147.Once a person has been charged by the police (or arrested by police on a warrant requiring them to be brought before a court), if the person is to remain in custody, the person has to appear before a court as soon as possible. Before there was the possibility of having someone appear before a court remotely, prisoners would be taken to a court building by the police or by prisoner custody officers (a role created by the Criminal Justice and Public Order Act 1994). In court, they would usually be in the custody of prisoner custody officers. Prisoners in a court building could also be kept in the custody of police custody and security officers (a role first created by the Criminal Justice (Scotland) Act 2003, but which now has its legal basis in the Police and Fire Reform (Scotland) Act 2012).

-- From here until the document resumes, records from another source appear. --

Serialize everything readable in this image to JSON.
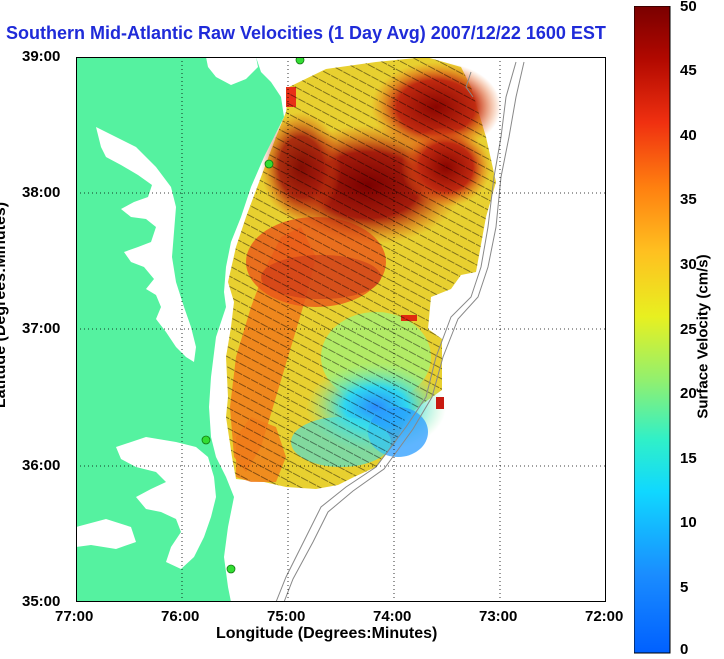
{
  "title": "Southern Mid-Atlantic Raw Velocities (1 Day Avg) 2007/12/22 1600 EST",
  "xlabel": "Longitude (Degrees:Minutes)",
  "ylabel": "Latitude (Degrees:Minutes)",
  "colorbar_label": "Surface Velocity (cm/s)",
  "x_ticks": [
    "77:00",
    "76:00",
    "75:00",
    "74:00",
    "73:00",
    "72:00"
  ],
  "y_ticks": [
    "39:00",
    "38:00",
    "37:00",
    "36:00",
    "35:00"
  ],
  "colorbar_ticks": [
    "0",
    "5",
    "10",
    "15",
    "20",
    "25",
    "30",
    "35",
    "40",
    "45",
    "50"
  ],
  "colors": {
    "land": "#55f2a0",
    "title": "#1f2bd9",
    "station": "#33dd33"
  },
  "chart_data": {
    "type": "heatmap",
    "title": "Southern Mid-Atlantic Raw Velocities (1 Day Avg) 2007/12/22 1600 EST",
    "xlabel": "Longitude (Degrees:Minutes)",
    "ylabel": "Latitude (Degrees:Minutes)",
    "xlim": [
      -77,
      -72
    ],
    "ylim": [
      35,
      39
    ],
    "colorbar_range": [
      0,
      50
    ],
    "colorbar_unit": "cm/s",
    "grid": true,
    "stations": [
      {
        "lon": -74.9,
        "lat": 39.0
      },
      {
        "lon": -75.2,
        "lat": 38.2
      },
      {
        "lon": -75.7,
        "lat": 36.2
      },
      {
        "lon": -75.5,
        "lat": 35.25
      }
    ]
  }
}
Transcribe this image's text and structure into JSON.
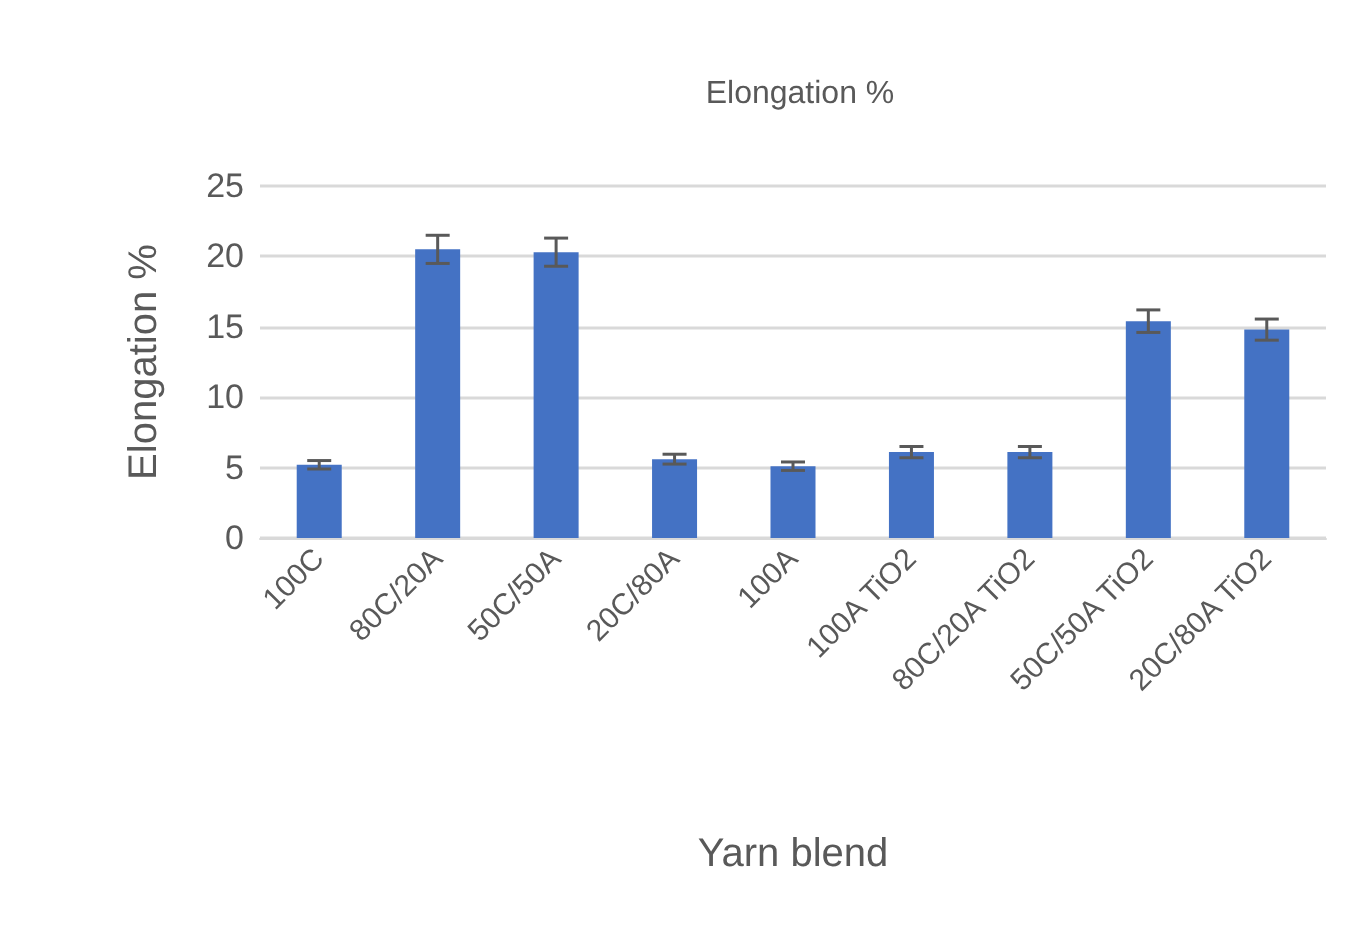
{
  "chart_data": {
    "type": "bar",
    "title": "Elongation %",
    "xlabel": "Yarn blend",
    "ylabel": "Elongation %",
    "categories": [
      "100C",
      "80C/20A",
      "50C/50A",
      "20C/80A",
      "100A",
      "100A TiO2",
      "80C/20A TiO2",
      "50C/50A TiO2",
      "20C/80A TiO2"
    ],
    "values": [
      5.2,
      20.5,
      20.3,
      5.6,
      5.1,
      6.1,
      6.1,
      15.4,
      14.8
    ],
    "errors": [
      0.3,
      1.0,
      1.0,
      0.35,
      0.3,
      0.4,
      0.4,
      0.8,
      0.75
    ],
    "color": "#4472c4",
    "ylim": [
      0,
      25
    ],
    "yticks": [
      0,
      5,
      10,
      15,
      20,
      25
    ],
    "grid": "y"
  }
}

148.The legislation giving prisoner custody officers and police custody and security officers the power to hold people in their custody while appearing before a court was framed so that they could only exercise the power in a court building. Therefore they could not hold in their custody arrestees appearing before a court from a police station via a TV link. Subsections (2)(a) and (4) of section 40 extend the powers of prisoner custody officers and police custody and security officers (respectively), so that they can.

149.Subsection (2)(b) makes a consequential adjustment so that a prisoner custody officer in a police station has the same duty to give effect to an order from a court under section 212 of the Criminal Procedure (Scotland) Act 1995 as the officer would in a court building. An order under that section is an order a court can make having imposed a fine on a person. It is an order to an official to search the person for money that can be used to pay the fine.

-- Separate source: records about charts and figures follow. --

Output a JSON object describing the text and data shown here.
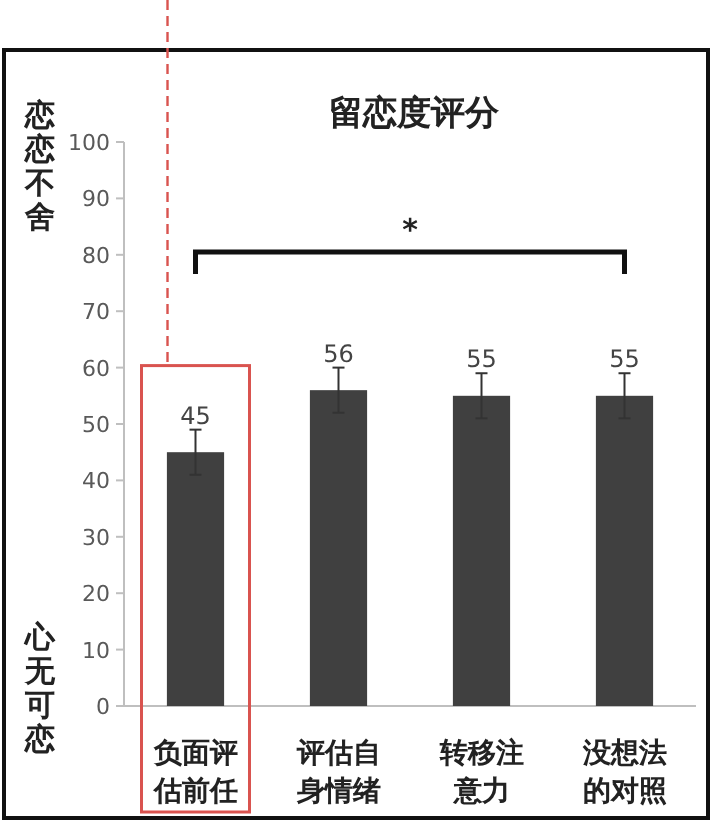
{
  "chart_data": {
    "type": "bar",
    "title": "留恋度评分",
    "categories": [
      "负面评估前任",
      "评估自身情绪",
      "转移注意力",
      "没想法的对照"
    ],
    "values": [
      45,
      56,
      55,
      55
    ],
    "errors": [
      4,
      4,
      4,
      4
    ],
    "color": "#404040",
    "ylim": [
      0,
      100
    ],
    "yticks": [
      0,
      10,
      20,
      30,
      40,
      50,
      60,
      70,
      80,
      90,
      100
    ],
    "data_labels": true,
    "grid": false,
    "annotations": [
      "恋恋不舍",
      "心无可恋",
      "*"
    ]
  }
}
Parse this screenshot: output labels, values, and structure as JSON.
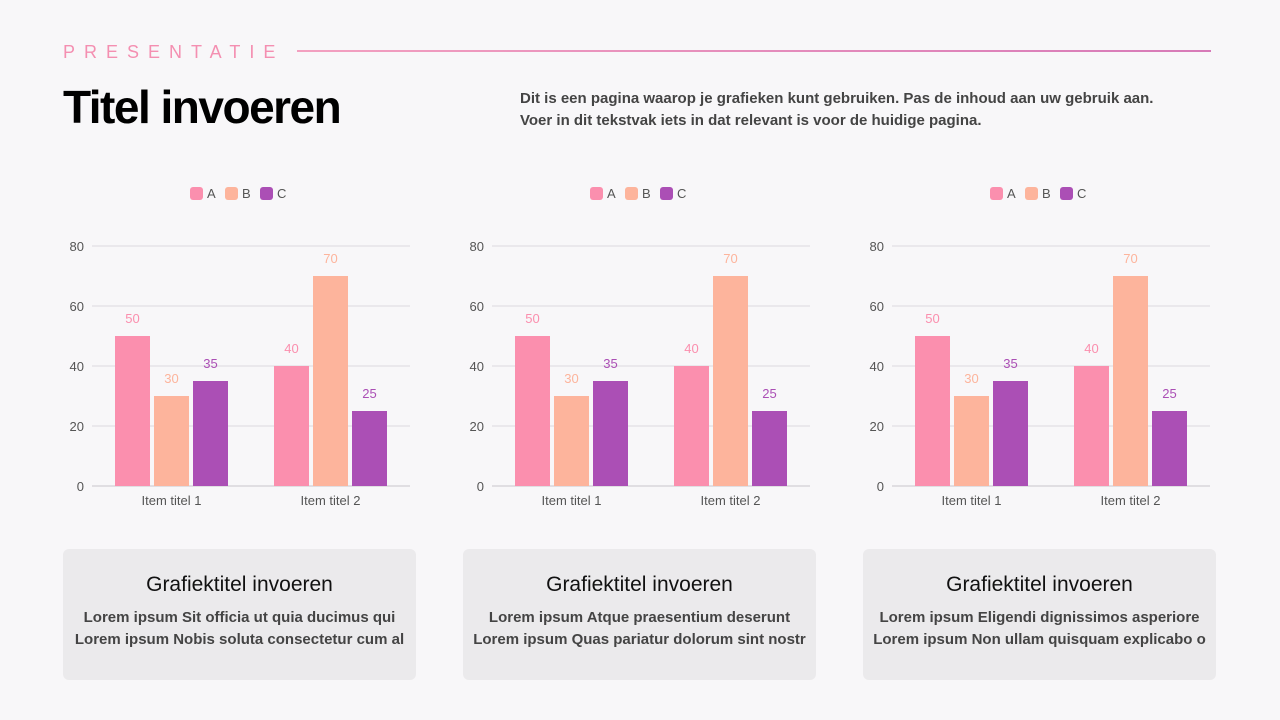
{
  "header": {
    "kicker": "PRESENTATIE",
    "title": "Titel invoeren",
    "description_lines": [
      "Dit is een pagina waarop je grafieken kunt gebruiken. Pas de inhoud aan uw gebruik aan.",
      "Voer in dit tekstvak iets in dat relevant is voor de huidige pagina."
    ]
  },
  "colors": {
    "A": "#fb8fae",
    "B": "#fdb49c",
    "C": "#ab4fb5",
    "accent": "#f48fb1"
  },
  "chart_data": [
    {
      "type": "bar",
      "categories": [
        "Item titel 1",
        "Item titel 2"
      ],
      "series": [
        {
          "name": "A",
          "values": [
            50,
            40
          ]
        },
        {
          "name": "B",
          "values": [
            30,
            70
          ]
        },
        {
          "name": "C",
          "values": [
            35,
            25
          ]
        }
      ],
      "ylim": [
        0,
        80
      ],
      "yticks": [
        0,
        20,
        40,
        60,
        80
      ],
      "grid": true,
      "legend": "top"
    },
    {
      "type": "bar",
      "categories": [
        "Item titel 1",
        "Item titel 2"
      ],
      "series": [
        {
          "name": "A",
          "values": [
            50,
            40
          ]
        },
        {
          "name": "B",
          "values": [
            30,
            70
          ]
        },
        {
          "name": "C",
          "values": [
            35,
            25
          ]
        }
      ],
      "ylim": [
        0,
        80
      ],
      "yticks": [
        0,
        20,
        40,
        60,
        80
      ],
      "grid": true,
      "legend": "top"
    },
    {
      "type": "bar",
      "categories": [
        "Item titel 1",
        "Item titel 2"
      ],
      "series": [
        {
          "name": "A",
          "values": [
            50,
            40
          ]
        },
        {
          "name": "B",
          "values": [
            30,
            70
          ]
        },
        {
          "name": "C",
          "values": [
            35,
            25
          ]
        }
      ],
      "ylim": [
        0,
        80
      ],
      "yticks": [
        0,
        20,
        40,
        60,
        80
      ],
      "grid": true,
      "legend": "top"
    }
  ],
  "cards": [
    {
      "title": "Grafiektitel invoeren",
      "lines": [
        "Lorem ipsum Sit officia ut quia ducimus qui",
        "Lorem ipsum Nobis soluta consectetur cum al"
      ]
    },
    {
      "title": "Grafiektitel invoeren",
      "lines": [
        "Lorem ipsum Atque praesentium deserunt",
        "Lorem ipsum Quas pariatur dolorum sint nostr"
      ]
    },
    {
      "title": "Grafiektitel invoeren",
      "lines": [
        "Lorem ipsum Eligendi dignissimos asperiore",
        "Lorem ipsum Non ullam quisquam explicabo o"
      ]
    }
  ]
}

150.Subsection (6) makes a consequential adjustment to the definition of “police custody” in Part 1 of the Criminal Justice (Scotland) Act 2016. Being in police custody (as defined) has various consequences under Part 1 of the Criminal Justice Act. Being transferred into the custody of someone who is not a police constable or a police custody and security officer is one way that someone who has been arrested can stop being in police custody. Being transferred into the custody of a prisoner custody officer is therefore one way that a person can stop being in police custody. Subsection (3) adjusts the definition so that a person who is transferred into the custody of a prisoner custody officer while at a police station is not treated as having left police custody at that point.

151.Subsection (8) makes a connected adjustment to section 2 of the Inquiries into Fatal Accidents and Sudden Deaths etc. (Scotland) Act 2016. That section sets out circumstances in which an investigation into a death has to be carried out because the person died in custody. One of the circumstances in which an investigation must be carried out is when a person has died in “police custody” as defined for the purposes of Part 1 of the Criminal Justice (Scotland) Act 2016. Under that Act, a person ceases to be in “police custody” once the person has been brought before a court. With the advent of virtual court appearances, it is now possible for a person to be simultaneously in custody at a police station and before a court, so for the Fatal Accidents Act’s purposes having the obligation to investigate end the moment the person is brought before a court would be premature.

152.Section 40(8) of this Act therefore amends the Fatal Accidents Act so that the obligation to investigate persists so long as a person is in custody at a police station, even if a virtual court appearance means the person is no longer in “police custody” as defined for the Criminal Justice Act’s purposes.